Un anno fa vi siete sposati. Quanto è stata pensata la decisione del matrimonio, mettendo in conto la differenza di età e quanto poteva succedere?

"L’età è per i giornalisti un’informazione rilevante. Ma domando io a voi: l’amore ha età? In realtà io non ero proprio una sbarbina: avevo 44 anni, con una figlia e tanta vita intensa vissuta, quindi un’adulta, aldilà della differenza di età. E lui un uomo senza età. Quindi abbiamo deciso di sposarci perché ci amavamo, perché quando in età adulta si fa questa scelta la si fa perché si è compreso come funzioniamo, chi siamo e cosa desideriamo. Tra me e Ivano c’è un grande amore, autentico e un’affinità di anima".

Il rito che ha sancito la vostra unione è stato pronunciato in dialetto. Una scelta in cui traspare l’amore di Marescotti per la sua terra. Che eredità lascia ai romagnoli?

"Ivano lascia una grande eredità a tutti di potersi riconoscere con le proprie origini. Il legame con la nostra terra, quel sapore tragicomico che è presente in noi romagnoli. Io stessa sono romagnola, i miei nonni hanno origini contadine, sono legata alla terra. Non parlo il dialetto perché sono di quella generazione, come diceva Ivano, che lo capisce ma non lo parla".

Qualche anno fa, Marescotti ha fondato Tam, scuola di teatro per aspiranti attori, ora trasformata in Accademia Marescotti. L’attività didattica ripartirà a novembre. Chi ne raccoglierà il testimone?

"Quello di Tam è un progetto che abbiamo iniziato insieme e che intendo portare avanti. Ivano era il maestro, io quella che organizza e risolve i problemi. Per questo sono alla ricerca di un team in grado di portare avanti il messaggio di Ivano. Il 16 aprile prossimo, al teatro Socjale di Piangipane, debutterà la compagni teatrale del Baccano, la nuova associazione fondata a inizio mese. Lo spettacolo uscirà con la regia al 90% di Ivano e al 10% dei ragazzi che hanno lavorato nell’ultima settimana in cui lui non c’era. È il suo ultimo lavoro. Ivano sarà lì con loro".

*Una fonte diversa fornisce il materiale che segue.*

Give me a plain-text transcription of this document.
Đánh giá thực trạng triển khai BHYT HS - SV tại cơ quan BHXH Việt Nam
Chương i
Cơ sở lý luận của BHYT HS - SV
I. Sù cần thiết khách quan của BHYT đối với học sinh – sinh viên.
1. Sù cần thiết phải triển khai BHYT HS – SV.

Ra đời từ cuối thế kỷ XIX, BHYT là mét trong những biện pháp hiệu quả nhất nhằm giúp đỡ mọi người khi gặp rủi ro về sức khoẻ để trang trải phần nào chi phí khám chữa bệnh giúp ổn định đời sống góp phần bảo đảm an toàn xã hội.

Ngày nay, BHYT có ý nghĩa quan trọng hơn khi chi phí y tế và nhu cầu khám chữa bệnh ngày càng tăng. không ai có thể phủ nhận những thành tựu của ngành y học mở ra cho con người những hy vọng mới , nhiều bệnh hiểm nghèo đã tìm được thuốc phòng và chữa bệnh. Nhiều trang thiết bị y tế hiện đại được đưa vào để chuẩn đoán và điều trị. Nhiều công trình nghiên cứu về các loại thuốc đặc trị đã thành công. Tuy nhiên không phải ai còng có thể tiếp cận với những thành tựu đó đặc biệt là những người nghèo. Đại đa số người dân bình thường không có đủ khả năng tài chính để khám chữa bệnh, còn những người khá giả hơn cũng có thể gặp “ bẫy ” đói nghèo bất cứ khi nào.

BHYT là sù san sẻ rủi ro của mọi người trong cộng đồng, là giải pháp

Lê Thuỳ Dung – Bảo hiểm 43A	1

Nel suo celebre monologo sulla Romagna, Marescotti esclude i luoghi che si possono definire Romagna, usando l’interlocuzione “S’un foss…”. Se potessimo ancora sentire la sua voce, cosa metterebbe dopo quel “S’un foss…” adesso?

"Ve lo dico in italiano, non parlo il dialetto ma avrebbe detto “Se non fosse stato per questo cancro sarei ancora qui perché morire adesso che ho comprato un paio di occhiali nuovi mi tira il culo”. Gli occhiali sono una metafora ma sì, Ivano e io avevamo tanti progetti da realizzare".